The six days of events, supported by a grant from the Sachs Program for Arts Innovation Foundation, will promote indigenous language use in the Americas through an academic symposium, literary nights, film screenings, roundtables, visits to the Penn Museum, and the opportunity for people to record the language of their ancestors.
Those languages and cultures include Quechua and also Zapotec, Navajo, Lambee, and other languages of the Americas, some of which are extinct.
“We want to highlight today’s relevance of these different languages,” Mendoza–Mori says. “It is a way to join the global celebration.”
An academic symposium, Indigenous Languages Today, from 9 a.m. to 5 p.m. on Oct. 26 will feature panel discussions in various locations on campus. The keynote speaker will be Diego Tituaña, a Kichwa diplomat of the Ecuadorian Foreign Service who has served at the country’s United Nations permanent mission since 2014. An Andean music concert by Kuyayky will follow at 5 p.m. at Irvine Auditorium.
Several events will be held at Kelly Writers House during the week, including sessions on Monday and Tuesday afternoons to “speak the language of your grandmother” in the recording studio. The goal, Mendoza-Mori says, is for people in the Penn community to read or speak an ancestral language, or share a word or expression related to a memory in that language, in an effort to record as many as possible, especially those indigenous to the Americas.
Other events at Writers House include Quechua writers Pablo Landeo-Muñoz, winner of Peru’s National Literature Prize, and Irma Alvarez-Coscco, a Smithsonian Institution Fellow, in a reading and conversation on Oct. 29, and an informal lunch with Landeo-Muñoz on Oct. 31, moderated by Penn doctoral student Marco Avilés (Quechua-Peruvian). “It is the first time he is visiting the United States,” Mendoza-Mori says. “We are excited to have him here. It is a big highlight of the week.”

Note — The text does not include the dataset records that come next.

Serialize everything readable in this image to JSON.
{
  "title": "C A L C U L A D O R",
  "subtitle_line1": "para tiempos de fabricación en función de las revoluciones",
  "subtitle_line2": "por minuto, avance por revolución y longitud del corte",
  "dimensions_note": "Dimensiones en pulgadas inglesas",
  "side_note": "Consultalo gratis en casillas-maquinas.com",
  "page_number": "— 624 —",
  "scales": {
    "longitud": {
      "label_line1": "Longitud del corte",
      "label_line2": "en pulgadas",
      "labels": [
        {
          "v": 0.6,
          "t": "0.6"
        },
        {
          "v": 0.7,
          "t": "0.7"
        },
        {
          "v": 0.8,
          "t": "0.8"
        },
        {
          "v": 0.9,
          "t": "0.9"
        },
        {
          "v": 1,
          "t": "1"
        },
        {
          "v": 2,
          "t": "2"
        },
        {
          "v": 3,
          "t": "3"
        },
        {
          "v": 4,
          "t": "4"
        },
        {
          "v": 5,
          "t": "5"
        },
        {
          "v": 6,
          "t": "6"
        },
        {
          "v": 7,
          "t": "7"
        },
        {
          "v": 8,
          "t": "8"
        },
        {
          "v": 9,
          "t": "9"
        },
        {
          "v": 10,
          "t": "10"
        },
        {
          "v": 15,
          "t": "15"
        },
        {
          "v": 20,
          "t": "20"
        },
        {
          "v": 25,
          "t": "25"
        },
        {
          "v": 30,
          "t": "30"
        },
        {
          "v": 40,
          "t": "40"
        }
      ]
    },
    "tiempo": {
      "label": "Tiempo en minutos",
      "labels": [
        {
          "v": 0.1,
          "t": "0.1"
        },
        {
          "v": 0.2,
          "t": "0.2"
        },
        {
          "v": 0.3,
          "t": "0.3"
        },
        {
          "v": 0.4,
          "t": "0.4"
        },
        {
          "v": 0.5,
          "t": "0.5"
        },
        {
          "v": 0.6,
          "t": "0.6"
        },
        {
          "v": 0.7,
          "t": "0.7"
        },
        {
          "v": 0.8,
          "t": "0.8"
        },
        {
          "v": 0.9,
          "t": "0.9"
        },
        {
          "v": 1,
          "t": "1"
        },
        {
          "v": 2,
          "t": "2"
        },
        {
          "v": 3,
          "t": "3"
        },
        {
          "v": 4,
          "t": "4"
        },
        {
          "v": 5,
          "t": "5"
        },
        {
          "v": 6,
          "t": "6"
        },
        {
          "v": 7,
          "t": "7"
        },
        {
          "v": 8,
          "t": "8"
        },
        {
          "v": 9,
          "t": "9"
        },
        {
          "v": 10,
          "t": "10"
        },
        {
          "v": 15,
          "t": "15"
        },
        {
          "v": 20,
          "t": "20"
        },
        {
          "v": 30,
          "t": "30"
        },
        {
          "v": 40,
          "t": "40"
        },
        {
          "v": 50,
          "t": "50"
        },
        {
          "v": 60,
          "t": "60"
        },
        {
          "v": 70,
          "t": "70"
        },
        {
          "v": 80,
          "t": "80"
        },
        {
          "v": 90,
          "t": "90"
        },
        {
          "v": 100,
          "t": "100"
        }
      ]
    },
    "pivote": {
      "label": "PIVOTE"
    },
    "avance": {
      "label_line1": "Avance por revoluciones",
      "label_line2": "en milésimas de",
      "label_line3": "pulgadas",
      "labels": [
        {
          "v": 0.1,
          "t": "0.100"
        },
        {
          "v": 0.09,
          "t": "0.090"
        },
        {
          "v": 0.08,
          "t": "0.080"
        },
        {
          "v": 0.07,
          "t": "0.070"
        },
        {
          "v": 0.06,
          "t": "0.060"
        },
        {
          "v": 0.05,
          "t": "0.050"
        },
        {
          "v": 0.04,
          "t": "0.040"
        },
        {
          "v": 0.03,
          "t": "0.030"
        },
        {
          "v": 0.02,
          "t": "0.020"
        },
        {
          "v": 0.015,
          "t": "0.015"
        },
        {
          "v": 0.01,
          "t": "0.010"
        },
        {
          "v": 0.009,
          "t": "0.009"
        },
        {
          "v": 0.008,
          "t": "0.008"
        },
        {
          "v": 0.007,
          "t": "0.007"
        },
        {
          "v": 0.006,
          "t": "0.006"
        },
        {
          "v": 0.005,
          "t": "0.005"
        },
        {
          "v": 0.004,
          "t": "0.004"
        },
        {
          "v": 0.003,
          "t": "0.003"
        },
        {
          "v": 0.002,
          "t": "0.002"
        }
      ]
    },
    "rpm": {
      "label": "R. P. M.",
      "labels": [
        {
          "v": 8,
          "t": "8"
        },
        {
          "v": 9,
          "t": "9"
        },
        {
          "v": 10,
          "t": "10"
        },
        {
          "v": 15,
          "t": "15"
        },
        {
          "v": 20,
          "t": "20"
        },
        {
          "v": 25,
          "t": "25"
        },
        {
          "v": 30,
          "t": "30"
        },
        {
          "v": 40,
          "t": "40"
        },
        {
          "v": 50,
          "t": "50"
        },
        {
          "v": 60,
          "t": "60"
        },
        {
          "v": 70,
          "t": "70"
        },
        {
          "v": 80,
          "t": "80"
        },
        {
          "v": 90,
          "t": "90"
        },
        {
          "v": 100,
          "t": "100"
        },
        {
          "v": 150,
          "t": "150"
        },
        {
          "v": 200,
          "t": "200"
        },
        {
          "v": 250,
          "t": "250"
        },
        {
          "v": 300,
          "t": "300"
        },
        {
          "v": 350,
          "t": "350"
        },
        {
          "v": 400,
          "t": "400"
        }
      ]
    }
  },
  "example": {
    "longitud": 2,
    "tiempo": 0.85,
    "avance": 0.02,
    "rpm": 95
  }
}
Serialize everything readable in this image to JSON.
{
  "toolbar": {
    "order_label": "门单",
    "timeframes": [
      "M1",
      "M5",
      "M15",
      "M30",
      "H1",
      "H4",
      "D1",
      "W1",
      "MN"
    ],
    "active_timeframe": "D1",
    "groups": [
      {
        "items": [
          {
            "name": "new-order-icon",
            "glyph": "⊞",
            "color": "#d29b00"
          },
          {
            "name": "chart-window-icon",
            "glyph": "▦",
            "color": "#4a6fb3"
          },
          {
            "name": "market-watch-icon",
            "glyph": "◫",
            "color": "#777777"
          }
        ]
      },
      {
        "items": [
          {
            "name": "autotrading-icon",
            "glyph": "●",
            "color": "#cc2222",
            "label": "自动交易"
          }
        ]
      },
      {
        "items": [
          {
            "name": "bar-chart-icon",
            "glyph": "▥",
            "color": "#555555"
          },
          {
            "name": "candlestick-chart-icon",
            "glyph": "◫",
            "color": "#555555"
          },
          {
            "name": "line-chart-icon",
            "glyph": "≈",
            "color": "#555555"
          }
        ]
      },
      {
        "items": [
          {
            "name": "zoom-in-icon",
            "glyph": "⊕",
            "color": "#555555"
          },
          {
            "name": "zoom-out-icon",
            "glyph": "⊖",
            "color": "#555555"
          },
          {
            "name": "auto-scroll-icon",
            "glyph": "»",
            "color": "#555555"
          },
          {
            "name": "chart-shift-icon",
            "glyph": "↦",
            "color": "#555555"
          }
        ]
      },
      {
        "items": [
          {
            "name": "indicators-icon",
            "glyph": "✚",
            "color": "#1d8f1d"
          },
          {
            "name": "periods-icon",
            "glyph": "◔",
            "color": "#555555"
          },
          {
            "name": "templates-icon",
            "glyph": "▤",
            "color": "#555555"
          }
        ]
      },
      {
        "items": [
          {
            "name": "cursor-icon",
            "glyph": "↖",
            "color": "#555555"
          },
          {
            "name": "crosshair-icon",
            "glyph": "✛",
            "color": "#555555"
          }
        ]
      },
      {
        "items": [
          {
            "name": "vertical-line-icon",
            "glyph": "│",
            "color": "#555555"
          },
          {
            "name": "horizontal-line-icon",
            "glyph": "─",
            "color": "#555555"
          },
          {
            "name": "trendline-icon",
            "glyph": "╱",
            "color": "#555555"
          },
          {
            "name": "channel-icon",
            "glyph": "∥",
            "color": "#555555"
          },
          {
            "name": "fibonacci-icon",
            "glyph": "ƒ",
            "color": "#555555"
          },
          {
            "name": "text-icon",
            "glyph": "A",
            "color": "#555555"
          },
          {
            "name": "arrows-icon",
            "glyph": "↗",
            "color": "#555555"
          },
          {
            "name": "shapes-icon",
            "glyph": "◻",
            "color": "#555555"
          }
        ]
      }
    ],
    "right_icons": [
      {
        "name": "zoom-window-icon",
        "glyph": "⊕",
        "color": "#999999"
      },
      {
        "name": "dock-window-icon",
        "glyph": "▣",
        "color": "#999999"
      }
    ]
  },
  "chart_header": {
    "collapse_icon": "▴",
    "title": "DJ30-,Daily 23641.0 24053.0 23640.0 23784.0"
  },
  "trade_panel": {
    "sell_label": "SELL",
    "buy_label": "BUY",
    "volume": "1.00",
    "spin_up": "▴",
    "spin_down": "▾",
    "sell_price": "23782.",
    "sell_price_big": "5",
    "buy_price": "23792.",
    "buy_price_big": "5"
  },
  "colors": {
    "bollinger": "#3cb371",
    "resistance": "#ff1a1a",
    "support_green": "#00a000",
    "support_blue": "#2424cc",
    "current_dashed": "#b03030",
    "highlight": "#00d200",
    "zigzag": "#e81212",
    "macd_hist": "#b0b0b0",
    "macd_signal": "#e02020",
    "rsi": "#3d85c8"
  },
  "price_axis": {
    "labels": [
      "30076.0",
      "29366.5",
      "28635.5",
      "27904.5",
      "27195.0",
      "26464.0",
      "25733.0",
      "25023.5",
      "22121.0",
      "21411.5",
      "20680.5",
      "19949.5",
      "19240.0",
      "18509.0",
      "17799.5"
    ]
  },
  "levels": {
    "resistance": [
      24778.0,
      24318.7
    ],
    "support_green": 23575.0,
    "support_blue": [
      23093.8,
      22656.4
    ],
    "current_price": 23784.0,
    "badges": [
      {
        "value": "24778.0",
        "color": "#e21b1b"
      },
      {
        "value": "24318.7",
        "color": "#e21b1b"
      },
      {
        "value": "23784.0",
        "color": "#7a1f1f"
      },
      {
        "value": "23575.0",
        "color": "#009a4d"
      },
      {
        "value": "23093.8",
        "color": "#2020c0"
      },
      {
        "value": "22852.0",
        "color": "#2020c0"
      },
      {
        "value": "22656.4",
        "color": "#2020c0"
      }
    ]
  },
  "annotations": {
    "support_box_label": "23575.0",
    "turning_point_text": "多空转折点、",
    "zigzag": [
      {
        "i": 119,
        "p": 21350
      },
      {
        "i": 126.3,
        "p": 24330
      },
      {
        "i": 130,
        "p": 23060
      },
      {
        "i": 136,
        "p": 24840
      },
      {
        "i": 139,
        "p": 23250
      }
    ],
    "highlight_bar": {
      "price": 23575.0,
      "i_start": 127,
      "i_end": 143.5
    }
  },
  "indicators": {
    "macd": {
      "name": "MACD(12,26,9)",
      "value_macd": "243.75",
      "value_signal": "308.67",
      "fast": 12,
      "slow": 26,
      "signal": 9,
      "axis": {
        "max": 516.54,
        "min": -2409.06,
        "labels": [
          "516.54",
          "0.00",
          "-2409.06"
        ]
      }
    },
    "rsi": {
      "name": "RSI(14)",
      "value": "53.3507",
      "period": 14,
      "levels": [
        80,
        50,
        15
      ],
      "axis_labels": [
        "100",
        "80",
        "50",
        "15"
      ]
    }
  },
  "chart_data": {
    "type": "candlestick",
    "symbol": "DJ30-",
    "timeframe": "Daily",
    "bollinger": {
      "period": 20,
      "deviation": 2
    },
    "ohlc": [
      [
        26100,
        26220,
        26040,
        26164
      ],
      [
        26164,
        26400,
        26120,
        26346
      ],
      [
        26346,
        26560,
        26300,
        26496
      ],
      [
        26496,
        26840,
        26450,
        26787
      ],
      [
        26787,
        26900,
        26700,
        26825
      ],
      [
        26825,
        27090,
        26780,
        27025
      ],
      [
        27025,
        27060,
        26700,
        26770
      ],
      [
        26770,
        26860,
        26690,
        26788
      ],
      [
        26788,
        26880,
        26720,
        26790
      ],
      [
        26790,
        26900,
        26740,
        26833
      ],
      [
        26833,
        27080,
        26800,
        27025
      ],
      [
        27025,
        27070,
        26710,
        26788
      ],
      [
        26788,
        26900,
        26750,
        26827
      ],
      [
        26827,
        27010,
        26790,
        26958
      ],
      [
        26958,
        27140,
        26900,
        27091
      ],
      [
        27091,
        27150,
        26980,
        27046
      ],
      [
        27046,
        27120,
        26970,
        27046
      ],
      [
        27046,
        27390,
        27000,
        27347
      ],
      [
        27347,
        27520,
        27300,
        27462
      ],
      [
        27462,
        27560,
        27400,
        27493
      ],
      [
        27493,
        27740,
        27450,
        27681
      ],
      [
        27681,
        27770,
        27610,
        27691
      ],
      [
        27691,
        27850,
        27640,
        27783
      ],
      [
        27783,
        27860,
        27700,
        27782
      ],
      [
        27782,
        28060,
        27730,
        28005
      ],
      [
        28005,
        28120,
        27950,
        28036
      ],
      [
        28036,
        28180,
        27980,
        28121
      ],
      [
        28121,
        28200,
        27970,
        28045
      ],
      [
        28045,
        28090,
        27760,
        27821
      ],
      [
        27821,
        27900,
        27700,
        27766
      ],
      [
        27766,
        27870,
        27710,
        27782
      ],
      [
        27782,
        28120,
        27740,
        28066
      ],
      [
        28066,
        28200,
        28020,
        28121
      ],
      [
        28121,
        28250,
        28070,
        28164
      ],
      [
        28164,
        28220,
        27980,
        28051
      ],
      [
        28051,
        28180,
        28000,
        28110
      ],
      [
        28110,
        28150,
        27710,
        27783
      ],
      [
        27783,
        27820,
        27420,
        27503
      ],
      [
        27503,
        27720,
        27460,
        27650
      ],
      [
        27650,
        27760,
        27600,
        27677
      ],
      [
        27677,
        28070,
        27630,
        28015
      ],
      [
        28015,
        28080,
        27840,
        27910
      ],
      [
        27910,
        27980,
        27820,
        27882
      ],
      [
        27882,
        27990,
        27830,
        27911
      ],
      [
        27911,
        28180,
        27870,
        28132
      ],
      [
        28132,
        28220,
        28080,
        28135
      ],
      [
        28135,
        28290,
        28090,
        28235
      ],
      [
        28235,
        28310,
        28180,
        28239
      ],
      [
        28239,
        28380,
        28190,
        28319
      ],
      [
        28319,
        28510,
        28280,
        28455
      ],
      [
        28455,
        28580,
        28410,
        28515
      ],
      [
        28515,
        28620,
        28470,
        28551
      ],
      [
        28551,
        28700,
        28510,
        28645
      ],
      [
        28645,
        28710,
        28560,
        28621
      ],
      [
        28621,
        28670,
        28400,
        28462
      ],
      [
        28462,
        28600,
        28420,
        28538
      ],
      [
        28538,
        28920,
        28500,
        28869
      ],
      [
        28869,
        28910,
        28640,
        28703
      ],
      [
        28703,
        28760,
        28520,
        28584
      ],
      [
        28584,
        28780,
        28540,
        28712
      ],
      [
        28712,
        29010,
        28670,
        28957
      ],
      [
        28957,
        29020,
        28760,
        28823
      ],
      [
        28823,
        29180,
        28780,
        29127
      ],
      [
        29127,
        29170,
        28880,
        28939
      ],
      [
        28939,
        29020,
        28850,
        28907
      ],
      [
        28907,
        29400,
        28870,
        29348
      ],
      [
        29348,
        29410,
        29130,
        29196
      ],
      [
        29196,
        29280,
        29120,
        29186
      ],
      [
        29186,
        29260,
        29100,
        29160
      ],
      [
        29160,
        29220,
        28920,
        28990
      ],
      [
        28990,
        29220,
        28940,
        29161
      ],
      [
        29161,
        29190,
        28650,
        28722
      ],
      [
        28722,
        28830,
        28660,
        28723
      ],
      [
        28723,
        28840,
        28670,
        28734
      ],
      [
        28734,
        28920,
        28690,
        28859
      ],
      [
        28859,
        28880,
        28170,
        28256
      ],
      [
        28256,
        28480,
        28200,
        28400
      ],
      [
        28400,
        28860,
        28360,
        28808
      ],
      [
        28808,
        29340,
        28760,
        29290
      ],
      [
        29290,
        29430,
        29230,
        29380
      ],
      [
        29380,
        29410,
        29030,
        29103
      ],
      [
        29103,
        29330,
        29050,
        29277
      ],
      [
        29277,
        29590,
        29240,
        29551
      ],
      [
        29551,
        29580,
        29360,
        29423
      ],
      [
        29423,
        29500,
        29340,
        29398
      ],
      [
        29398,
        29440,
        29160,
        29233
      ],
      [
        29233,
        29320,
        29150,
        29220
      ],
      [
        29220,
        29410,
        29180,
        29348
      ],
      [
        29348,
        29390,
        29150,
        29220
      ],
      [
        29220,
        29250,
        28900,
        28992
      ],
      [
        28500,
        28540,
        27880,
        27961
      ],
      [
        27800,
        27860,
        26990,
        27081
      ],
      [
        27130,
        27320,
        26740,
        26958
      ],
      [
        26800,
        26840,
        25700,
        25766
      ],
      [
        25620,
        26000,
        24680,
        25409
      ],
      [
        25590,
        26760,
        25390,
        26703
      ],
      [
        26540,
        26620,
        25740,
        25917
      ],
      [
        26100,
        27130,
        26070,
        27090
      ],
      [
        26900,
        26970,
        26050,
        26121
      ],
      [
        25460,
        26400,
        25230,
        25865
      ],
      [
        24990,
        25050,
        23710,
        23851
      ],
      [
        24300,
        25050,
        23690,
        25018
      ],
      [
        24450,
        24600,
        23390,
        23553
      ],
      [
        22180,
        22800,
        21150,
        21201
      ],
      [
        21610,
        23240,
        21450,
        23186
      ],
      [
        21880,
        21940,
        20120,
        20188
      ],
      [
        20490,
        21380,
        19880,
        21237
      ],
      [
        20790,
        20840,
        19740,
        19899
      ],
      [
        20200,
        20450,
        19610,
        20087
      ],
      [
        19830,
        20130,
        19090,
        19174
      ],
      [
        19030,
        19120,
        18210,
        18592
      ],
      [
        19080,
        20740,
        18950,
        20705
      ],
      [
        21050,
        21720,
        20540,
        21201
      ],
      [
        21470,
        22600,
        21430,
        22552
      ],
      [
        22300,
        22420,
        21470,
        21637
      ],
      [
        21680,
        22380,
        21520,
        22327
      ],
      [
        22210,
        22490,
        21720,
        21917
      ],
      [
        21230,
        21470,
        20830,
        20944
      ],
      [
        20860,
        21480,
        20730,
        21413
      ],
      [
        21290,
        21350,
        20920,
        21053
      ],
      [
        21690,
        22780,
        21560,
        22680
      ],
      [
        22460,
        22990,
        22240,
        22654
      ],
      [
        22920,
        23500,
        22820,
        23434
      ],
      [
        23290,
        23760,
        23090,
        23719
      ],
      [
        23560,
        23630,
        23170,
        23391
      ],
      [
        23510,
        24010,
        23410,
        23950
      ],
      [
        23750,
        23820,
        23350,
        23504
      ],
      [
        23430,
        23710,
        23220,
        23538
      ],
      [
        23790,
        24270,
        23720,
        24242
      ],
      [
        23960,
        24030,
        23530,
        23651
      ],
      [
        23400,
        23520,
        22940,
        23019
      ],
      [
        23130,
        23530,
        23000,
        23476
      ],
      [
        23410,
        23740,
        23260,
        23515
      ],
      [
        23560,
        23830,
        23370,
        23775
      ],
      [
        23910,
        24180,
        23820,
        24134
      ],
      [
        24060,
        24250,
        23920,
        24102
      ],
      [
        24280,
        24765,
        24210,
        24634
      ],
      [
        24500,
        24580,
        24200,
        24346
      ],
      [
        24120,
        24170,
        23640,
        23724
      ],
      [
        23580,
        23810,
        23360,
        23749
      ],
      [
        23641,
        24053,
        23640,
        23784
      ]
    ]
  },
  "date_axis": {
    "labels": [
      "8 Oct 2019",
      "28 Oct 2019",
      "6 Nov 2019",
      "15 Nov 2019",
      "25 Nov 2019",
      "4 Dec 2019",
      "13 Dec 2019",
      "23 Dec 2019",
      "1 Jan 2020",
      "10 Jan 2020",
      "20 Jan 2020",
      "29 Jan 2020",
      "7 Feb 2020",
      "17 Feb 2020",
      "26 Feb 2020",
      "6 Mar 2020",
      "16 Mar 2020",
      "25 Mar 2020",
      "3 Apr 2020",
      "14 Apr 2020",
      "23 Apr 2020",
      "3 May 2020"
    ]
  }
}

A lunch roundtable at Writers House, “What does it mean to reclaim a language?” featuring Stephanie Mach (Diné/Navajo), a Penn doctoral student in anthropology on staff at the Penn Museum, and Janice Llamoca (Quechua), producer of NPR’s “Latino USA” is on Oct. 30. The moderator will be junior Connor Beard (Lumbee Tribe) of New York City, co-chair of the Natives at Penn student group. That evening will feature and a Zapotec film festival and Nahuatl poetry.
“Many native students feel challenges that they are ‘not native enough’ because they don’t speak the language of their ancestors,” Mendoza-Mori says. “However, many Native American groups cannot speak their own language, as some no longer exist. The conversation will also cover that aspect.”